Sul Ponte sullo stretto lo spauracchio del disastro idrogeologico di Niscemi.
Perché per far fronte alla drammatica emergenza che ha colpito in questi giorni la popolazione della Sicilia nella zona di Caltanissetta, l’ultima ipotesi che è iniziata a circolare in queste ore è destinare parte dei fondi previsti per il Ponte per per risarcire i danni del maltempo che ha colpito Niscemi.
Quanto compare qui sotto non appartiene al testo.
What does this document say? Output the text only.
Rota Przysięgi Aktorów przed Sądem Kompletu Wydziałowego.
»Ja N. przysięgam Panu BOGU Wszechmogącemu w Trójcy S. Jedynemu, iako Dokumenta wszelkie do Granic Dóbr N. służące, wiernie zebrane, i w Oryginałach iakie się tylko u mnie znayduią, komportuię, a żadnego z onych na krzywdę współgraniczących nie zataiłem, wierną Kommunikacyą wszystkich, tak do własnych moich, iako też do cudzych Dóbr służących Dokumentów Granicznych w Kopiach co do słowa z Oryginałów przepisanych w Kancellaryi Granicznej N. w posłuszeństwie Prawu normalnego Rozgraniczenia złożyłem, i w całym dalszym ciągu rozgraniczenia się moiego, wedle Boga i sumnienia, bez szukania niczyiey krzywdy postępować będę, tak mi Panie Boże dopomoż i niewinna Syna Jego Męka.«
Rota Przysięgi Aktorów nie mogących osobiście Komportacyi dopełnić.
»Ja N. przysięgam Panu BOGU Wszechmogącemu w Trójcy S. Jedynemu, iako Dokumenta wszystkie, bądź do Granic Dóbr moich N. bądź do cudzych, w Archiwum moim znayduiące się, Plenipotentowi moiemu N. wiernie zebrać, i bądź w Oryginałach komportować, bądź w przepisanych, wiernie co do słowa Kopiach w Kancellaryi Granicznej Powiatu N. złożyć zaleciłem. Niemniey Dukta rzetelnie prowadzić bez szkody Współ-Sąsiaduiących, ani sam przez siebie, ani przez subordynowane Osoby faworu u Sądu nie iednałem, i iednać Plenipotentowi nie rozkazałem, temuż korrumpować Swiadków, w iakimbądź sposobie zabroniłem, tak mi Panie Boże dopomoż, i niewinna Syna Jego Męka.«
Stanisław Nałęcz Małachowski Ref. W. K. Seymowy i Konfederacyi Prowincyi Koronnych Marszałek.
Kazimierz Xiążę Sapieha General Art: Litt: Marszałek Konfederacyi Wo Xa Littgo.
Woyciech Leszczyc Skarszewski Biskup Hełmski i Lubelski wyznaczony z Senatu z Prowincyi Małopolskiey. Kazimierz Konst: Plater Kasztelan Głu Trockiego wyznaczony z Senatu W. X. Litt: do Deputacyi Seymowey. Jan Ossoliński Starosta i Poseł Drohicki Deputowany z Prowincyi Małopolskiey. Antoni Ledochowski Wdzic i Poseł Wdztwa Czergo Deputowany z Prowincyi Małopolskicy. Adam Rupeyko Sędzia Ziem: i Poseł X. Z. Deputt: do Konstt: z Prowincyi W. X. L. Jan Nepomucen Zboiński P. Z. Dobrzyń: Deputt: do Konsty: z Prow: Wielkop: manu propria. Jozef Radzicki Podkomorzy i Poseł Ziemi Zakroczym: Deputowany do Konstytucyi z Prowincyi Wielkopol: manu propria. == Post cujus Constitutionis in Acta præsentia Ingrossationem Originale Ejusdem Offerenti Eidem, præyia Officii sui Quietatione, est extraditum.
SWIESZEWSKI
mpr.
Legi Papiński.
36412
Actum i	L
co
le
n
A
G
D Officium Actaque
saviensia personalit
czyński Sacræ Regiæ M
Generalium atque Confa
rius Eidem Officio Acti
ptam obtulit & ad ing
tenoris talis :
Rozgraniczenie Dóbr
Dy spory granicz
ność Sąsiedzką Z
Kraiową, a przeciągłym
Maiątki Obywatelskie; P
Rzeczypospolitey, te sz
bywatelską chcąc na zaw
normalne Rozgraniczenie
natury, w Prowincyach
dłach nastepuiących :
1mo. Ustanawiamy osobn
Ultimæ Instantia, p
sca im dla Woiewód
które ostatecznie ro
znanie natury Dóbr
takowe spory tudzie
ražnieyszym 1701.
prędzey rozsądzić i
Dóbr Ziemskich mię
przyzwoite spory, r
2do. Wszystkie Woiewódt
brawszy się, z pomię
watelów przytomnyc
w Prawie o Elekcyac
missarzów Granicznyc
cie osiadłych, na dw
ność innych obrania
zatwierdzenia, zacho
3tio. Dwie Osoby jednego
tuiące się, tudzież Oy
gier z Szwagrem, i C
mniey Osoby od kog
Ma sulla prospettiva il Governo nicchia anche perché la coalizione è consapevole di andare incontro a una sorta di corto circuito, sia per la tenacia del leader della Lega e Ministro alle Infrastrutture nel portare avanti il progetto del Ponte, sia perché l’opera era uno dei grandi “sogni” di Silvio Berlusconi e dunque anche Forza Italia si trova nella situazione di “tenere il punto” sulla partito dello Stretto.
Una posizione definita dopo che in realtà nelle primissime ore era arrivata un’apertura del vicepremier e segretario nazionale di Fi Antonio Tajani a utilizzare parte di quelle risorse per l’emergenza.
Fondi del Ponte per Niscemi, l’alt di Salvini
Ecco allora che a scanso di equivoci, l’altro vicepremier, il leader della Lega e Ministro alle Infrastrutture Matteo Salvini (già alle prese in questi giorni con la “grana” Vannacci), ha subito messo le cose in chiaro:

“I fondi per il Ponte sullo Stretto per l’emergenza maltempo? No, perché sono fondi per investimenti, bisogna conoscere le cose. Abbiamo quasi cantieri aperti in Sicilia per 30 miliardi, come facciamo? Li blocchiamo? Troveremo i fondi che servono per Sicilia, Calabria e Sardegna ma senza bloccare le scuole, gli ospedali, i ponti, le gallerie, la Tav, il tunnel del Brennero”.
E per avvalorare la sua posizione, Salvini ha anche aggiunto proprio in riferimento a evenienze di maltempo o catastrofi:
“Il Ponte serve. Col Ponte probabilmente in caso di eventi disastrosi anche i soccorritori riuscirebbero a intervenire più velocemente, quindi non si capisce perché i siciliani dovrebbero avere i problemi e non avere neanche questa opera”.
Anche Tajani (ora) d’accordo: “Forza Italia vuole il Ponte”

E così in queste anche Antonio Tajani si è allineato:
“FI vuole che il Ponte sullo Stretto diventi una delle grandi opere destinate a favorire la crescita di Calabria, Sicilia e di tutta l’Italia. I fondi previsti per la realizzazione non dovranno essere tagliati ed utilizzati per risarcire i danni del maltempo .Ci sono tante proposte in proposito che verranno esaminate dal governo. Quella di utilizzare i fondi del ponte ci trova contrari”.
.@forza_italia vuole che il Ponte sullo Stretto diverti una delle grandi opere destinate a favorire la crescita di Calabria,Sicilia e di tutta l’Italia. I fondi previsti per la realizzazione non dovranno essere tagliati ed utilizzati per risarcire i danni del maltempo .Ci sono…
— Antonio Tajani (@Antonio_Tajani) January 29, 2026
Una precisazione necessaria dopo che in effetti sulle “prime” era arrivata una possibile apertura all’idea di attingere alle risorse per lo Stretto di Messina per le regioni colpite dal maltempo.
Da Bruxelles, infatti, il Ministro degli Esteri aveva detto “Vedremo” a chi gli aveva chiesto una sua opinione e aveva aggiunto:
“Il Ponte va fatto, poi si può forse fare qualche anticipazione, vedremo cosa si può fare: ci sono tante proposte e si valuteranno tutte, compresa quella. Ma bisogna prima quantificare i danni, capire quanto serve e dove serve: tutte le proposte sono utili”.
Dopo la visita della premier Giorgia Meloni, lo stesso Tajani sarà lunedì in Sicilia, Calabria e Sardegna per incontrare le imprese che hanno subito danni.